Reader Hannah Young wrote in to askST about how she could protect her credit card from online fraud.
She said her card details were stolen and some $600 was spent fraudulently at Airbnb - an amount she is disputing with her bank. An investigation by the bank is still ongoing.
She asked: "Why is there no two-pin password security for online websites? If that's the case how can we protect our card numbers? Why am I suffering the consequence of the identity theft when the bank should be responsible for keeping my money safe?"
Senior Tech Correspondent Irene Tham replied.
When online credit card fraud takes place, only one of three parties absorbs the loss: the customer, the merchant or the bank. That is why the bank needs to investigate who is the negligent party.
An authentication service, dubbed 3D Secure, was set up in 2001 by Visa for banks, credit card companies and merchants to better secure transactions. The service requires customers to enter an OTP to authorise online transactions. This method protects all parties from fraud.
A 3D Secure protected transaction is most likely initiated by the customer. Such disputes will be handled on a case-by-case basis.

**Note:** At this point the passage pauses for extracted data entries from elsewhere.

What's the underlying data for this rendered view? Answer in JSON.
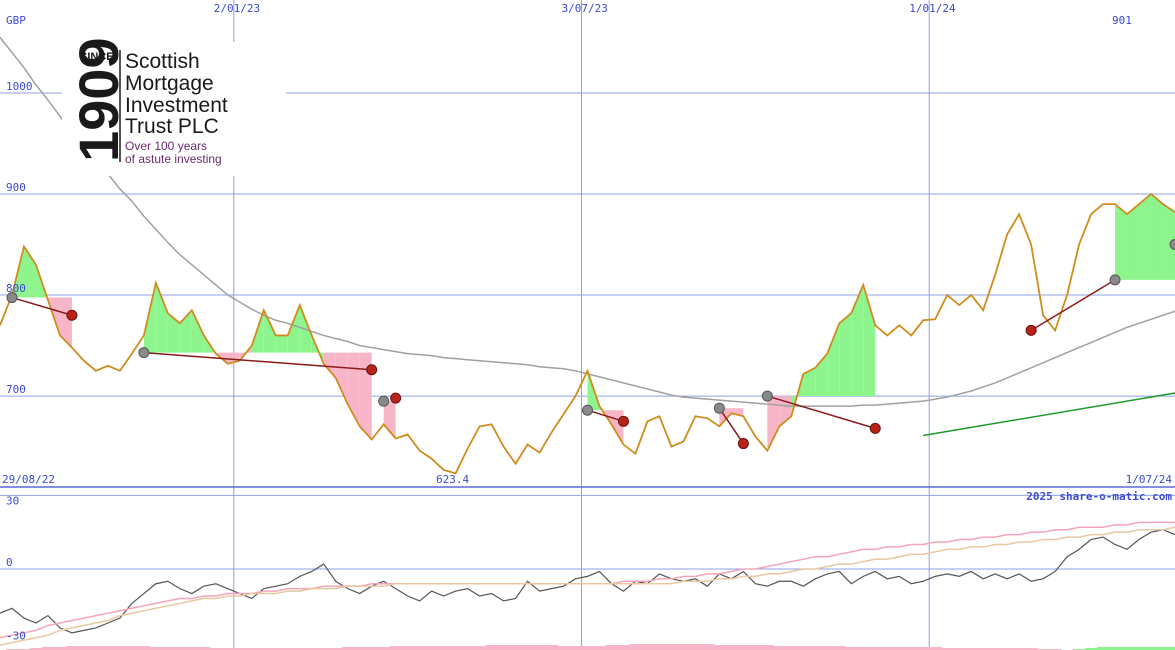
{
  "chart_data": {
    "type": "line",
    "currency": "GBP",
    "start_date": "29/08/22",
    "end_date": "1/07/24",
    "x_tick_labels": [
      "2/01/23",
      "3/07/23",
      "1/01/24"
    ],
    "price_panel": {
      "y_ticks": [
        1000,
        900,
        800,
        700
      ],
      "ylim": [
        610,
        1092
      ],
      "last_price_label": "901",
      "low_label": "623.4",
      "price": [
        770,
        800,
        848,
        830,
        795,
        760,
        748,
        735,
        725,
        730,
        725,
        742,
        760,
        812,
        782,
        772,
        785,
        760,
        742,
        732,
        735,
        750,
        785,
        760,
        760,
        790,
        760,
        732,
        718,
        692,
        670,
        657,
        672,
        658,
        662,
        646,
        638,
        627,
        623.5,
        648,
        670,
        672,
        650,
        633,
        652,
        644,
        664,
        682,
        700,
        725,
        690,
        672,
        652,
        643,
        675,
        680,
        650,
        655,
        680,
        678,
        670,
        683,
        680,
        660,
        646,
        670,
        680,
        722,
        728,
        742,
        772,
        782,
        810,
        770,
        760,
        770,
        760,
        775,
        776,
        800,
        790,
        800,
        785,
        820,
        860,
        880,
        850,
        780,
        765,
        800,
        850,
        880,
        890,
        890,
        880,
        890,
        900,
        890,
        882
      ],
      "moving_average": [
        1055,
        1040,
        1025,
        1008,
        993,
        977,
        960,
        945,
        932,
        920,
        905,
        893,
        878,
        865,
        852,
        840,
        830,
        820,
        810,
        800,
        793,
        786,
        780,
        775,
        772,
        768,
        764,
        760,
        757,
        754,
        750,
        748,
        746,
        744,
        742,
        741,
        740,
        738,
        737,
        736,
        735,
        734,
        733,
        732,
        731,
        729,
        728,
        727,
        725,
        722,
        719,
        716,
        713,
        710,
        707,
        704,
        701,
        699,
        698,
        697,
        696,
        695,
        694,
        693,
        692,
        691,
        690,
        690,
        690,
        690,
        690,
        690,
        691,
        691,
        692,
        693,
        694,
        695,
        697,
        699,
        702,
        705,
        709,
        713,
        718,
        723,
        728,
        733,
        738,
        743,
        748,
        753,
        758,
        763,
        768,
        772,
        776,
        780,
        784
      ],
      "buy_signals": [
        [
          1,
          797.5
        ],
        [
          12,
          743
        ],
        [
          32,
          695
        ],
        [
          49,
          686
        ],
        [
          60,
          688
        ],
        [
          64,
          700
        ],
        [
          93,
          815
        ],
        [
          98,
          850
        ]
      ],
      "sell_signals": [
        [
          6,
          780
        ],
        [
          31,
          726
        ],
        [
          33,
          698
        ],
        [
          52,
          675
        ],
        [
          62,
          653
        ],
        [
          73,
          668
        ],
        [
          86,
          765
        ],
        [
          104,
          839
        ]
      ],
      "trend_lines": [
        {
          "from": [
            1,
            797.5
          ],
          "to": [
            6,
            780
          ],
          "direction": "down"
        },
        {
          "from": [
            12,
            743
          ],
          "to": [
            31,
            726
          ],
          "direction": "down"
        },
        {
          "from": [
            49,
            686
          ],
          "to": [
            52,
            675
          ],
          "direction": "down"
        },
        {
          "from": [
            60,
            688
          ],
          "to": [
            62,
            653
          ],
          "direction": "down"
        },
        {
          "from": [
            64,
            700
          ],
          "to": [
            73,
            668
          ],
          "direction": "down"
        },
        {
          "from": [
            77,
            661
          ],
          "to": [
            101,
            709
          ],
          "direction": "up"
        },
        {
          "from": [
            93,
            815
          ],
          "to": [
            86,
            765
          ],
          "direction": "down"
        },
        {
          "from": [
            98,
            850
          ],
          "to": [
            104,
            839
          ],
          "direction": "down"
        }
      ]
    },
    "oscillator_panel": {
      "y_ticks": [
        30,
        0,
        -30
      ],
      "ylim": [
        -33,
        33
      ],
      "watermark": "2025 share-o-matic.com",
      "series": [
        {
          "values": [
            -18,
            -16,
            -20,
            -22,
            -19,
            -24,
            -26,
            -25,
            -24,
            -22,
            -20,
            -14,
            -10,
            -6,
            -5,
            -8,
            -10,
            -7,
            -6,
            -8,
            -10,
            -12,
            -8,
            -7,
            -6,
            -3,
            -1,
            2,
            -5,
            -8,
            -10,
            -7,
            -5,
            -8,
            -11,
            -13,
            -9,
            -11,
            -9,
            -8,
            -11,
            -10,
            -13,
            -12,
            -5,
            -9,
            -8,
            -7,
            -4,
            -3,
            -1,
            -6,
            -9,
            -5,
            -6,
            -2,
            -4,
            -5,
            -4,
            -7,
            -2,
            -4,
            -1,
            -6,
            -7,
            -5,
            -5,
            -7,
            -4,
            -2,
            -1,
            -6,
            -3,
            -1,
            -4,
            -3,
            -6,
            -5,
            -3,
            -2,
            -3,
            -1,
            -4,
            -2,
            -4,
            -2,
            -5,
            -4,
            -1,
            5,
            8,
            12,
            13,
            10,
            8,
            12,
            15,
            16,
            14,
            12
          ]
        },
        {
          "values": [
            -28,
            -27,
            -26,
            -25,
            -23,
            -22,
            -21,
            -20,
            -19,
            -18,
            -17,
            -16,
            -15,
            -14,
            -13,
            -12,
            -12,
            -11,
            -11,
            -10,
            -10,
            -10,
            -9,
            -9,
            -8,
            -8,
            -8,
            -7,
            -7,
            -7,
            -7,
            -6,
            -6,
            -6,
            -6,
            -6,
            -6,
            -6,
            -6,
            -6,
            -6,
            -6,
            -6,
            -6,
            -6,
            -6,
            -6,
            -6,
            -6,
            -6,
            -6,
            -6,
            -5,
            -5,
            -5,
            -4,
            -4,
            -3,
            -3,
            -2,
            -2,
            -1,
            0,
            0,
            1,
            2,
            3,
            4,
            5,
            5,
            6,
            7,
            8,
            8,
            9,
            9,
            10,
            10,
            11,
            11,
            12,
            12,
            13,
            13,
            14,
            14,
            15,
            15,
            16,
            16,
            17,
            17,
            17,
            18,
            18,
            19,
            19,
            19,
            19,
            19
          ]
        },
        {
          "values": [
            -31,
            -30,
            -29,
            -28,
            -27,
            -25,
            -24,
            -23,
            -22,
            -21,
            -19,
            -18,
            -17,
            -16,
            -15,
            -14,
            -13,
            -12,
            -12,
            -11,
            -11,
            -10,
            -10,
            -10,
            -9,
            -9,
            -8,
            -8,
            -8,
            -7,
            -7,
            -7,
            -7,
            -6,
            -6,
            -6,
            -6,
            -6,
            -6,
            -6,
            -6,
            -6,
            -6,
            -6,
            -6,
            -6,
            -6,
            -6,
            -6,
            -6,
            -6,
            -6,
            -6,
            -6,
            -6,
            -6,
            -6,
            -5,
            -5,
            -5,
            -4,
            -4,
            -3,
            -3,
            -2,
            -2,
            -1,
            0,
            0,
            1,
            2,
            2,
            3,
            4,
            4,
            5,
            6,
            6,
            7,
            8,
            8,
            9,
            9,
            10,
            10,
            11,
            11,
            12,
            12,
            13,
            13,
            14,
            14,
            15,
            15,
            16,
            16,
            16,
            17,
            17
          ]
        }
      ],
      "histogram": [
        0,
        -1,
        -1,
        -2,
        -3,
        -3,
        -4,
        -4,
        -4,
        -4,
        -4,
        -4,
        -4,
        -3,
        -3,
        -3,
        -3,
        -3,
        -2,
        -2,
        -2,
        -2,
        -2,
        -2,
        -2,
        -2,
        -2,
        -2,
        -2,
        -3,
        -3,
        -3,
        -3,
        -4,
        -4,
        -4,
        -4,
        -4,
        -4,
        -4,
        -4,
        -5,
        -5,
        -5,
        -5,
        -5,
        -5,
        -4,
        -4,
        -4,
        -4,
        -5,
        -5,
        -6,
        -6,
        -6,
        -6,
        -6,
        -6,
        -6,
        -5,
        -5,
        -5,
        -5,
        -5,
        -4,
        -4,
        -4,
        -4,
        -4,
        -4,
        -3,
        -3,
        -3,
        -3,
        -3,
        -3,
        -3,
        -3,
        -2,
        -2,
        -2,
        -2,
        -2,
        -2,
        -2,
        -2,
        -1,
        -1,
        0,
        1,
        2,
        3,
        3,
        3,
        3,
        3,
        3,
        3,
        3
      ]
    },
    "colors": {
      "price": "#d08c1c",
      "moving_average": "#a0a0a0",
      "gain_fill": "#8ef58e",
      "loss_fill": "#f7b6c8",
      "trend_down": "#8b1a1a",
      "trend_up": "#1f9a2a",
      "gridline": "#8fa0e8",
      "axis_text": "#3b4bd6",
      "osc_main": "#555555",
      "osc_signal": "#f4a6b8",
      "osc_slow": "#e8c8a0",
      "hist_negative": "#f7b6c8",
      "hist_positive": "#8ef58e"
    }
  },
  "logo": {
    "since": "SINCE",
    "year": "1909",
    "name_lines": [
      "Scottish",
      "Mortgage",
      "Investment",
      "Trust PLC"
    ],
    "tagline_lines": [
      "Over 100 years",
      "of astute investing"
    ]
  }
}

Customers also bear full liability if found to be negligent in handling his or her card details. Negligence could mean giving away credit card details freely, or indiscriminately downloading apps or clicking on links that compromise the security of the phone for receiving OTPs or the computer. Hackers can steal the OTP in compromised phones, or hijack passwords and personal information on compromised computers for fraudulant transactions.
If the customer is found to have taken all reasonable steps to secure his or her personal data, then the customer's liability for online fraud is capped at $100.
Card issuers will investigate and may consider waiving at their discretion the $100 liability for unauthorised charges on a case by case basis. Card issuers will investigate and may consider waiving the $100 liability for unauthorised charges on a case by case basis.
As a rule of thumb, do not download or update any apps from the Web browser on the phone as the links that take users to these websites are likely to be bogus. App downloading should be via proper channels such as the Google Play or iTunes App stores.
Users should also be wary of downloading dodgy apps and surfing dodgy websites, where malware is often hidden. Once malware takes over the phone, it is easy to carry out fraudulent transactions. OTPs can be intercepted as they usually come via SMS.
Embedded links in instant messages from chat apps and e-mail attachments are also known to carry malware.
Card users should also immediately report any suspicious activities to their banks to limit their loss.